It seems that Charles Darwin’s theory of “survival of the fittest” applies to industrial plant management (especially throughout 2020 and beyond). Only the smartest enterprises can survive today’s aggressive competition and volatile economic conditions. Fortunately, modern next-generation analytics are more accessible than ever, giving plant maintenance managers new tools they can leverage to work smarter, not harder.
Driven by Artificial Intelligence (AI) and Machine Learning (ML), augmented analytics provide advanced, prescriptive insights for extending the life of critical assets, analysing overall equipment effectiveness (OEE), and preventing unexpected downtime.
Previous generations of analytics focused on using data to produce aesthetically pleasing charts and dashboards. To dive deeper, managers often had to call in experts. Skilled data scientists and business consultants had to work behind-the-scenes magic to extract meaningful conclusions from mountains of data. All too often, the data lost contextual relevance and urgency by the time it passed through the data analyst’s filters. This old-school process meant traditional asset maintenance programmes were knee-jerk reactionary and seldom preventive or prescriptive. However, this process is no longer sufficient. Plant managers must upgrade their performance if they want to remain competitive.
Today, advanced analytics can perform “heavy lifting” in the back end and work to connect, prepare and relate data from a variety of disparate sources across the enterprise. According to Phil Lewis, Infor VP Solution Consulting EMEA, “This removes the barriers to entry, giving maintenance teams easy-to-use tools that help to define goals, select algorithms, train the module and test outcomes. AI’s mystery has been replaced by user-empowering interfaces. The result is trusted insights for better business decisions. For industrial plant maintenance managers, this means prescriptive asset management and understanding best steps for extending the value of equipment and preventing unplanned downtime.”
The use of voice-activated personal digital assistants has also become a reality. Imagine business users being able to speak into their phones and ask, “How many replacement valves should I order?” or “What is the OEE score for this piece of machinery?”. This represents a new wave of disruption, which some analyst firms, like Gartner, call “Augmented Analytics.”
So, what does augmented analytics mean for plant maintenance? Solution providers, who specialise in analytics, are setting out to transform the Business Intelligence (BI) experience from descriptive (what is happening) to diagnostic (why is it happening) and predictive (what will happen). They are focusing on capabilities which tap into the power of data science to instantly understand the variables driving their Key Performance Indicators (KPIs).
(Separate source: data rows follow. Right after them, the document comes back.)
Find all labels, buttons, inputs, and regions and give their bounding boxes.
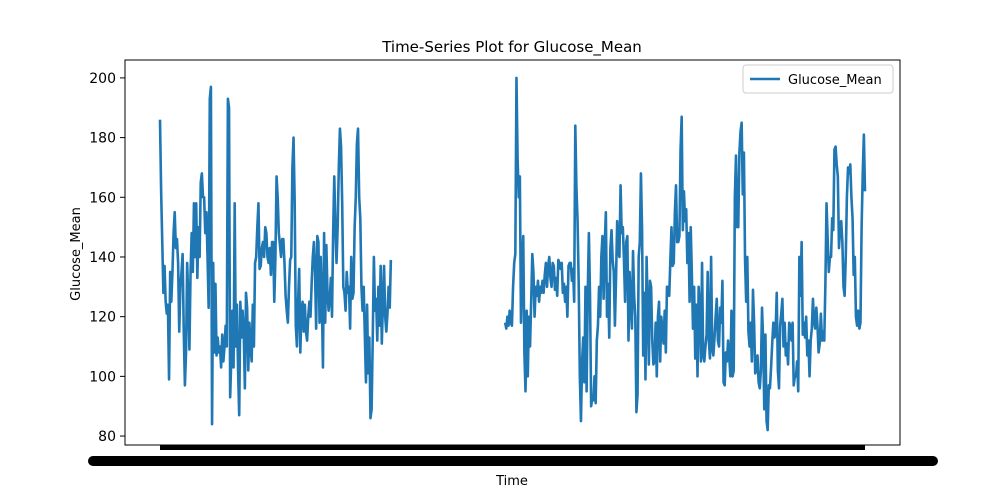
series-line-glucose-mean-segment-1 <box>158 85 393 426</box>
y-axis-title: Glucose_Mean <box>69 207 84 301</box>
y-tick-label: 180 <box>89 131 116 147</box>
plot-frame <box>124 59 901 446</box>
y-tick-label: 120 <box>89 310 116 326</box>
legend-box <box>742 64 894 94</box>
series-line-glucose-mean-segment-2 <box>503 76 867 432</box>
legend-entry-glucose-mean: Glucose_Mean <box>788 73 882 88</box>
y-tick-label: 100 <box>89 369 116 385</box>
chart-title: Time-Series Plot for Glucose_Mean <box>381 38 642 57</box>
y-tick-label: 80 <box>98 429 116 445</box>
x-tick-labels-overlapped <box>88 456 938 466</box>
legend: Glucose_Mean <box>742 64 894 94</box>
y-axis: 80 100 120 140 160 180 200 <box>89 71 125 445</box>
plot-area <box>124 59 901 446</box>
x-axis-title: Time <box>495 474 528 489</box>
series-group <box>158 76 867 432</box>
x-axis-ticks <box>88 445 938 466</box>
y-tick-label: 140 <box>89 250 116 266</box>
x-tick-marks <box>160 445 865 450</box>
y-tick-label: 160 <box>89 190 116 206</box>
y-tick-label: 200 <box>89 71 116 87</box>
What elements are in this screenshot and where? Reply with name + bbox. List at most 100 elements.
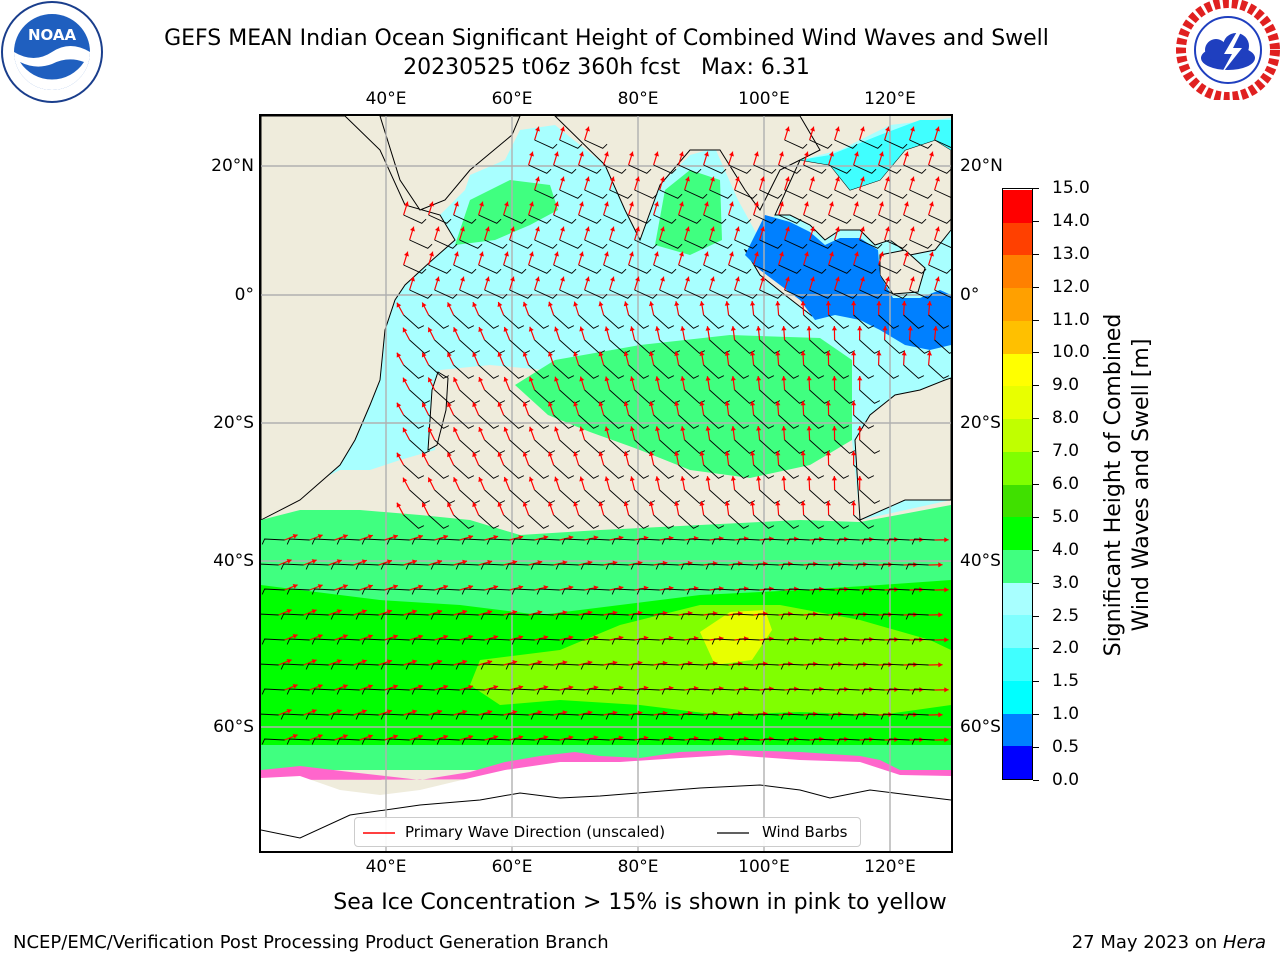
wave-arrow-head <box>311 709 317 714</box>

“Requiring no specialised expertise, such tools help business users automatically find meaningful relationships between a given KPI and countless business variables, and then automatically generate visualisations and dashboards that explain the KPI’s behaviour,” says Lewis. “For asset maintenance teams, the KPIs could track cost of asset down-time, investment in replacement parts, overall equipment efficiency, and energy consumption. The goal is to monitor and identify early warning signs of a potential asset failure. By spotting the warning signs early, action can be taken to prevent the failure. More than that, modern analytics will help prescribe the best response. In complex manufacturing, there are often several possible solutions to any asset performance issue.”
Lewis advises that there are some critical components that must be present when considering a modern augmented analytics solution. These include; visualisation tools, natural language capabilities, personal digital assistants, contextual relationships, built-in machine learning, and contributing factors (like the ability to add data about geographic location, environment, weather, suppliers, and product specifications).
“Industrial plant maintenance faces many challenges today, such as pressures to speed response time, meet customer orders, reduce waste and boost productivity. For many organisations, the key is boosting performance of assets. Improving the lifespan of equipment and making smart decisions about efficiency and repair can make or break an organisation. With advanced augmented analytics, the maintenance team has another valuable resource on its side. Now is the time to take the steps to become one of the tech-savvy plants, which leverage smart analytics,” concludes Lewis.